Deklarasyon’dan öne çıkan bazı başlıklar şöyle;

-AKP Hükümeti 'Önder APO' ve hareketimizin çağrılarına ve halkın beklentilerine sonbaharın sonuna kadar karşılık verip adım atmayınca, 'Önder APO’nun ve 'Kürt Özgürlük Hareketi’nin attığı adımların ve yaptığı çağrıların muhatabı olmaktan çıkmıştır. 17 Aralık’ta ortaya çıkan iktidar mücadelesi ortamında 'Önder APO' demokratikleşme ve Kürt sorununun çözümündeki samimiyetini göstermek için fırsatçı bir yaklaşım içine girmemiştir. Ancak AKP Hükümeti bu şansı da kullanmayarak 'Önder APO’nun attığı adımlara karşılık vermeyeceğini bir kez daha göstermiştir.

-AKP Hükümeti yaşanan siyasal krizi demokratikleşme ve Kürt sorununun çözümüyle aşacağına, hegemonik zihniyetle daha baskıcı politika ve uygulamalara yönelmiştir. Tüm hegemonik zihniyette olanların sandığı gibi böyle davrandığında sorunların üstesinden geleceği yanılgısı içine girmiştir.

-Köklü siyasal, sosyal, kültürel ve uluslararası boyutu olan Kürt sorunu ancak radikal demokratik adımlarla çözüleceğinden, AKP gibi hegemonya peşinde koşan bir hükümetin bu sorunu çözemeyeceği anlaşılmıştır. Bu açıdan da AKP Hükümeti 'Önder APO’nun başlattığı ve Hareketimizin de başarıya ulaşması için büyük çaba harcadığı demokratikleşme hamlesinin muhatabı olmaktan çıkmıştır.

Sorunların ağırlaştığı bir süreçte iç ve dış hegemonik güçler demokratik devrimci güçlerin etkili hale gelmemesi için CHP ve Fetullahçılar üzerinden AKP Hükümetini tedricen aşıp yeni hegemonik bir hükümet kurmayı hedeflemektedir. Halk güçleri dış güçlerin yeni hegemonik ve antidemokratik bir iktidarı halkın başına musallat etmesine müsaade etmemeli ve buna fırsat vermemelidir. Türkiye halkları, Kürt Halk Önderi’nin başlattığı sürece yüzde 80 oranında destek veriyorsa, bu desteği demokratik Türkiye’nin gerçekleştirilmesine vermektedir.

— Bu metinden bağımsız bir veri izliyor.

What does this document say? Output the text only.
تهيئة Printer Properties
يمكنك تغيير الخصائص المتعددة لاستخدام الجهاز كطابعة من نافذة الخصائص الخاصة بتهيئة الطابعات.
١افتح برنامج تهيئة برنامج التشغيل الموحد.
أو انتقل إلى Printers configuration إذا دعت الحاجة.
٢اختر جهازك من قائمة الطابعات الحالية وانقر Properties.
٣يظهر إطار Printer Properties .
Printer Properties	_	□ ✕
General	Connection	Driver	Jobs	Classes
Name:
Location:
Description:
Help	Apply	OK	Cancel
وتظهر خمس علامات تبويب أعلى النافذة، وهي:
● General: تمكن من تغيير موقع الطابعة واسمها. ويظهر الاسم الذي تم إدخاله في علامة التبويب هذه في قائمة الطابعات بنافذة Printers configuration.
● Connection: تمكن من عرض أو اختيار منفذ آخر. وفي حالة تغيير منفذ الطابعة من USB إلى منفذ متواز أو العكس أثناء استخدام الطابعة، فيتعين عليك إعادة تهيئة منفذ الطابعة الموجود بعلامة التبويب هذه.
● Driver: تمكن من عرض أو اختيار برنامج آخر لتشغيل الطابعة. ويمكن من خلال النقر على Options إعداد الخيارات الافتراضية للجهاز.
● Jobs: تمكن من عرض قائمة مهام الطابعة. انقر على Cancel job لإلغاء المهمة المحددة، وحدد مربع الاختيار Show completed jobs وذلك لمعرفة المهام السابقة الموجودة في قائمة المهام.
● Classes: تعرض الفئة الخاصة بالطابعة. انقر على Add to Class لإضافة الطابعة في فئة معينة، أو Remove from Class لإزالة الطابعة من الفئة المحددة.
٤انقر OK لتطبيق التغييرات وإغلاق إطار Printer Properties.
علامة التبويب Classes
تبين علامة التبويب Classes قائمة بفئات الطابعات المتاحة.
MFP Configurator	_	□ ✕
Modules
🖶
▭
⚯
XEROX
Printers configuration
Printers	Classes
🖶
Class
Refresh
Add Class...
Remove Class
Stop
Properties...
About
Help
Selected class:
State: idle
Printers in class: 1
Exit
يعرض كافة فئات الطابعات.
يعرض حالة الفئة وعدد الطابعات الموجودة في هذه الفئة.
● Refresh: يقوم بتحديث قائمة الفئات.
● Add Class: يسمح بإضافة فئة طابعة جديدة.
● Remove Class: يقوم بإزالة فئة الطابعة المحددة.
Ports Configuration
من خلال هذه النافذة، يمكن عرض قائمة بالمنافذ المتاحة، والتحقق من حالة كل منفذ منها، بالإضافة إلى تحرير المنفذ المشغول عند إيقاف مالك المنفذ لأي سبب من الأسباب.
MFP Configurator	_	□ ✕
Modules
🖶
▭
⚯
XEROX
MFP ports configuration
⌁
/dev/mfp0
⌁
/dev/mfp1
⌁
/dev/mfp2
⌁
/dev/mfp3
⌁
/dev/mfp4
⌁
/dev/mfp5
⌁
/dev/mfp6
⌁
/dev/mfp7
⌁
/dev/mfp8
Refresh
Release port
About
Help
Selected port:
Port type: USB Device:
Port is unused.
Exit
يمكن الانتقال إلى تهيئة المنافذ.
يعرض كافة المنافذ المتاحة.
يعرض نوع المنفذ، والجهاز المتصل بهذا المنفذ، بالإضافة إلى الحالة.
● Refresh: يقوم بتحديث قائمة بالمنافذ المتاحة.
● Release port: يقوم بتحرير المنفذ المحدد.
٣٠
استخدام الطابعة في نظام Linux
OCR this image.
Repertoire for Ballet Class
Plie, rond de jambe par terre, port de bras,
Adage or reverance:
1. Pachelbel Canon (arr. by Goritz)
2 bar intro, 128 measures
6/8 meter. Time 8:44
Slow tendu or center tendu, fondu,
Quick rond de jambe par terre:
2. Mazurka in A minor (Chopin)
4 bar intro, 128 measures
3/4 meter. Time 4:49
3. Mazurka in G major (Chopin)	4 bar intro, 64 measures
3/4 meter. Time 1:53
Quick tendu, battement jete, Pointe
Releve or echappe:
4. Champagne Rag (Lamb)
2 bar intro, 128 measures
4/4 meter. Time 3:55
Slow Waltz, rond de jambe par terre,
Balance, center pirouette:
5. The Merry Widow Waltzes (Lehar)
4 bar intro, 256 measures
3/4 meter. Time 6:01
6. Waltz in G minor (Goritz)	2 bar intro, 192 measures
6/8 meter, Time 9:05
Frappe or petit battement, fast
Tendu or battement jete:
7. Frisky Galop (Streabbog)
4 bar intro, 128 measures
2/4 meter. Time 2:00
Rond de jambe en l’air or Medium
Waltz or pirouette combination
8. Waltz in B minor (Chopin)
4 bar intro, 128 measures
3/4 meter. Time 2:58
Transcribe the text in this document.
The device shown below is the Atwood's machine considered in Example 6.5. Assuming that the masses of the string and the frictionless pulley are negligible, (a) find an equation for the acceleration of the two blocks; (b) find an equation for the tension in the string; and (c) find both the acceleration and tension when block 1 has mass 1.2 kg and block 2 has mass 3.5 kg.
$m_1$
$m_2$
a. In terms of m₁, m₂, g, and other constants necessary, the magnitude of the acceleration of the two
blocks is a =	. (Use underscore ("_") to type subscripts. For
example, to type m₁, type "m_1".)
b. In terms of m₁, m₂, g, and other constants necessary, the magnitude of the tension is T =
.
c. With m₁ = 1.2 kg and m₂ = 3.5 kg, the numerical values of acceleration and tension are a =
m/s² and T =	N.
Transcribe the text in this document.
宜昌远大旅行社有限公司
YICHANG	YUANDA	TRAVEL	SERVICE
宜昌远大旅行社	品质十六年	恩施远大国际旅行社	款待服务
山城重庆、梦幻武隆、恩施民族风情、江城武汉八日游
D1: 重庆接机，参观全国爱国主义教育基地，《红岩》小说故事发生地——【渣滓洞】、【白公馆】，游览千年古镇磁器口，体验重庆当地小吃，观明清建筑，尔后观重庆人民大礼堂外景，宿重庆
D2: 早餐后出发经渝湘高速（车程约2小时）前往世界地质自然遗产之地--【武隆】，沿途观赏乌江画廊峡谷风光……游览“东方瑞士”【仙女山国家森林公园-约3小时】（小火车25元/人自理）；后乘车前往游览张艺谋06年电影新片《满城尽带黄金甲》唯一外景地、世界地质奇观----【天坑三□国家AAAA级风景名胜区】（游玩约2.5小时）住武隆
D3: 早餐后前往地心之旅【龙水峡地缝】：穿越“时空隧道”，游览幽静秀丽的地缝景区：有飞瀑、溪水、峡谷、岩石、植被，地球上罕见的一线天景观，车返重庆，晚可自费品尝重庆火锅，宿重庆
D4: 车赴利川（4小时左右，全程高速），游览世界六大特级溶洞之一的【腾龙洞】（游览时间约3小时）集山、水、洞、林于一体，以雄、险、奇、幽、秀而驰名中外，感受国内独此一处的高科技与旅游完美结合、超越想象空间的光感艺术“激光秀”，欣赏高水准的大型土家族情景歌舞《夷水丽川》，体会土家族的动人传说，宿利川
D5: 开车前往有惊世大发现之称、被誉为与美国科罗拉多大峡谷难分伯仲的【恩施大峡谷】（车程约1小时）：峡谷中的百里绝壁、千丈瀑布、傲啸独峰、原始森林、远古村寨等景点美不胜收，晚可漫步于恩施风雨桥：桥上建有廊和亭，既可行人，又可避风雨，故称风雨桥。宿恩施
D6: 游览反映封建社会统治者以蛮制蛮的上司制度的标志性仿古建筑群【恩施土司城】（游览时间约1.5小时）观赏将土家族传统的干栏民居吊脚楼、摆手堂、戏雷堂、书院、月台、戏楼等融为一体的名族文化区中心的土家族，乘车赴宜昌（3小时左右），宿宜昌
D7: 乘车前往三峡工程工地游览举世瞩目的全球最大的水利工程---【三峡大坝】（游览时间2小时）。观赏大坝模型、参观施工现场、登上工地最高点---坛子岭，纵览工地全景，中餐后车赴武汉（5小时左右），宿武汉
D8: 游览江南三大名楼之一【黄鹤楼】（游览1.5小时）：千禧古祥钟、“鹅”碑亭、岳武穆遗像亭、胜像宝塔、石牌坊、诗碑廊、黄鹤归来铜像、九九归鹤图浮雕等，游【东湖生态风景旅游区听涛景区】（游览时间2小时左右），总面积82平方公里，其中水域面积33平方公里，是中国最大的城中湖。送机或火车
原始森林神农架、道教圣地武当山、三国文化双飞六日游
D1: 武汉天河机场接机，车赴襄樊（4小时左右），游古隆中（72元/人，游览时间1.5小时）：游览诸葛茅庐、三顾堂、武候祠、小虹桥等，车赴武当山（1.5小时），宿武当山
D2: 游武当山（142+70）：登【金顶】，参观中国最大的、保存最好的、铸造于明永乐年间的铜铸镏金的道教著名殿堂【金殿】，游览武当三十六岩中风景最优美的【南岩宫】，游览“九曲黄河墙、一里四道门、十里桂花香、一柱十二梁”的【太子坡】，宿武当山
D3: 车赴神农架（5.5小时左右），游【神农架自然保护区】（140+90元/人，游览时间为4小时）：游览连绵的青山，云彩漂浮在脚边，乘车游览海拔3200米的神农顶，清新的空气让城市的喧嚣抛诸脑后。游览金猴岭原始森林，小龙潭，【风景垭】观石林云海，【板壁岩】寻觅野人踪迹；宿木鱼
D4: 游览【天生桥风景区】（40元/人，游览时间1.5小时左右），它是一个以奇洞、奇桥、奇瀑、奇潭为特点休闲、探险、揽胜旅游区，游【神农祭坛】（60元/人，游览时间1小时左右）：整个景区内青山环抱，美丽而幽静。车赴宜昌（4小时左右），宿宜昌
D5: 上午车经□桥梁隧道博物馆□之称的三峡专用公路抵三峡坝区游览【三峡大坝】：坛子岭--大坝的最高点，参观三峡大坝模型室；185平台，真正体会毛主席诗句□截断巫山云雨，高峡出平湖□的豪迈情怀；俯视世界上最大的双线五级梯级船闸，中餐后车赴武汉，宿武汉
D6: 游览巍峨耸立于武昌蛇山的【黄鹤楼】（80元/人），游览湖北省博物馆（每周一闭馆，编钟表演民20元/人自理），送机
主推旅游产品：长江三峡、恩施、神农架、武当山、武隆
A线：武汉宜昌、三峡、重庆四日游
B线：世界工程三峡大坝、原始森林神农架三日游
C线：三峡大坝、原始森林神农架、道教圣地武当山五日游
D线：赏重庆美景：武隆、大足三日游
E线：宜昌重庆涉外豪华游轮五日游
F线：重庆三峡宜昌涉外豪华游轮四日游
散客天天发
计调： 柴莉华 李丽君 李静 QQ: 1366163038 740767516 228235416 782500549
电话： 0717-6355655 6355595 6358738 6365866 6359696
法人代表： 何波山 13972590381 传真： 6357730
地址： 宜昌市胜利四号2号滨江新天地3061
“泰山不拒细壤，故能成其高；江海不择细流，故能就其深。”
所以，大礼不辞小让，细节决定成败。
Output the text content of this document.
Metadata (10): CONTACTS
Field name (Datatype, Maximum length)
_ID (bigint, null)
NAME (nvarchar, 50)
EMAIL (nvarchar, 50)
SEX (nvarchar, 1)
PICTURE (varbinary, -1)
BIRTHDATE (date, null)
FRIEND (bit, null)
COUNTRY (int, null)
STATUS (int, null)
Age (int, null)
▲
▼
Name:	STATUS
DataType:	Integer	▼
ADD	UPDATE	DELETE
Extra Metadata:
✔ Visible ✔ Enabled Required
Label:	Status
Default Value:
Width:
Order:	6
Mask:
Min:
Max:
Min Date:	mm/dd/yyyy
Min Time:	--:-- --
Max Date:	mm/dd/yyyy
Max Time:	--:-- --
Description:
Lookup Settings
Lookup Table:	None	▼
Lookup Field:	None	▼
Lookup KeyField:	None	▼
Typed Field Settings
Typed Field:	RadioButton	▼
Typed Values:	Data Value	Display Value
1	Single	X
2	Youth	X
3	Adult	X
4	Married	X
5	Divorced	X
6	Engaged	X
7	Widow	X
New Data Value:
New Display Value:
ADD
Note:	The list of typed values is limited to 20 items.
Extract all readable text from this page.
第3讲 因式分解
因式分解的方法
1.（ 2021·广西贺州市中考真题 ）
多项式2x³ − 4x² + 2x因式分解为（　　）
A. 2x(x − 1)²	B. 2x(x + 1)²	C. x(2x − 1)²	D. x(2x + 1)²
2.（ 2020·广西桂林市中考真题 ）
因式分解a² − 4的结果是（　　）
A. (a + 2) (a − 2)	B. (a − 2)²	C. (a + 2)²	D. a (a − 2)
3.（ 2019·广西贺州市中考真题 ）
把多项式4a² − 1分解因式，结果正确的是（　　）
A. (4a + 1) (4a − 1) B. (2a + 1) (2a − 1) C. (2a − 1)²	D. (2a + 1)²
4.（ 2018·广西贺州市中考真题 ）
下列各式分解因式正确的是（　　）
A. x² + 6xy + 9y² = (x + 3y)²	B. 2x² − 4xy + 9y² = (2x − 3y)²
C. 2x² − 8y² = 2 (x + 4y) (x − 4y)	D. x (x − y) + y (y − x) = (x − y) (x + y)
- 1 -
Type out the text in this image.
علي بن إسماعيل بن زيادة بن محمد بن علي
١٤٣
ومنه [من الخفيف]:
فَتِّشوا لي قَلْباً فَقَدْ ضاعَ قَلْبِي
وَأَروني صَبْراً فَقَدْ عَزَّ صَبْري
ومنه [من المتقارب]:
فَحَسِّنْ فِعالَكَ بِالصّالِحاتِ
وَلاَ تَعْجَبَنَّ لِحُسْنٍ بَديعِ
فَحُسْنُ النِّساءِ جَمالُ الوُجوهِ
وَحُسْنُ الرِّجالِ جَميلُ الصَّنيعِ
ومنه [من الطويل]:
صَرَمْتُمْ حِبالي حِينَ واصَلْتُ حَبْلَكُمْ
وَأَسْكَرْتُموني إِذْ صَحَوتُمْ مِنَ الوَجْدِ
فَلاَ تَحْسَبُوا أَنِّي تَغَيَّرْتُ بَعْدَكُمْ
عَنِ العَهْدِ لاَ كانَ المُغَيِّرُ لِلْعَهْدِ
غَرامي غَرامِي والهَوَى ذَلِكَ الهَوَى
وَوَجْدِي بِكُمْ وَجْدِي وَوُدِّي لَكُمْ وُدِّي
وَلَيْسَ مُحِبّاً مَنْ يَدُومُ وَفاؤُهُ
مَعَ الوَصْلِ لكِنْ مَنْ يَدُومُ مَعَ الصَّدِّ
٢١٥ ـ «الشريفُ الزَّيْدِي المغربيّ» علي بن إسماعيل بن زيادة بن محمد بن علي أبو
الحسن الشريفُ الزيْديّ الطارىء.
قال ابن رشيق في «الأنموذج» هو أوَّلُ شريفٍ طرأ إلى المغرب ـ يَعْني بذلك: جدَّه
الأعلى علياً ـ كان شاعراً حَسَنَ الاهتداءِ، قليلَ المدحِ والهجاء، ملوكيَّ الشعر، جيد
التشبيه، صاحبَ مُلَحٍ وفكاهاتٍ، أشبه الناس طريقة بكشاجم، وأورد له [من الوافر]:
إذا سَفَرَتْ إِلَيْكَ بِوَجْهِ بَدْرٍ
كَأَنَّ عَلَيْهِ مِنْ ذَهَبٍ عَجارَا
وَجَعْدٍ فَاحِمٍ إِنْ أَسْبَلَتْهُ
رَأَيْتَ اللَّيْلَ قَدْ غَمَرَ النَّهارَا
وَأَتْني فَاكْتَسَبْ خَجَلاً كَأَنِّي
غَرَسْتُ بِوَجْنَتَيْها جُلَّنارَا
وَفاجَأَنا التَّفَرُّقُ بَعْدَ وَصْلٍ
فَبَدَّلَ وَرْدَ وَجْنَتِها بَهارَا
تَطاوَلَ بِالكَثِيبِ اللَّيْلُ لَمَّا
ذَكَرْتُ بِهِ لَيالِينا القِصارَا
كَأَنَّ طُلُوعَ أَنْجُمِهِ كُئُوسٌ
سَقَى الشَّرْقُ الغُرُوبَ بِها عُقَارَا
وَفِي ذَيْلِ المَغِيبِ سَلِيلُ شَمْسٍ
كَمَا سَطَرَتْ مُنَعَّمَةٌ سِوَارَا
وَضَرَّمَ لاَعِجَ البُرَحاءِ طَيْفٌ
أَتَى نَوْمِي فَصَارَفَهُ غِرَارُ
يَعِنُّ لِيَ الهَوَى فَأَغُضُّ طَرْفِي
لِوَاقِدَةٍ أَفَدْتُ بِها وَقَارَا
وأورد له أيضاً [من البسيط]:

Halklarımız radikal demokratikleşme istiyorsa, demokrasi güçlerinin bu isteğe doğru cevap verme sorumluluğu vardır. Bu hem siyasi hem de ahlaki bir sorumluluktur. Halklarımız bu sorumluluğu üstlenen güçlere sahip çıkacak ve onların yürüteceği mücadelenin içinde güçlü biçimde yer alacaktır.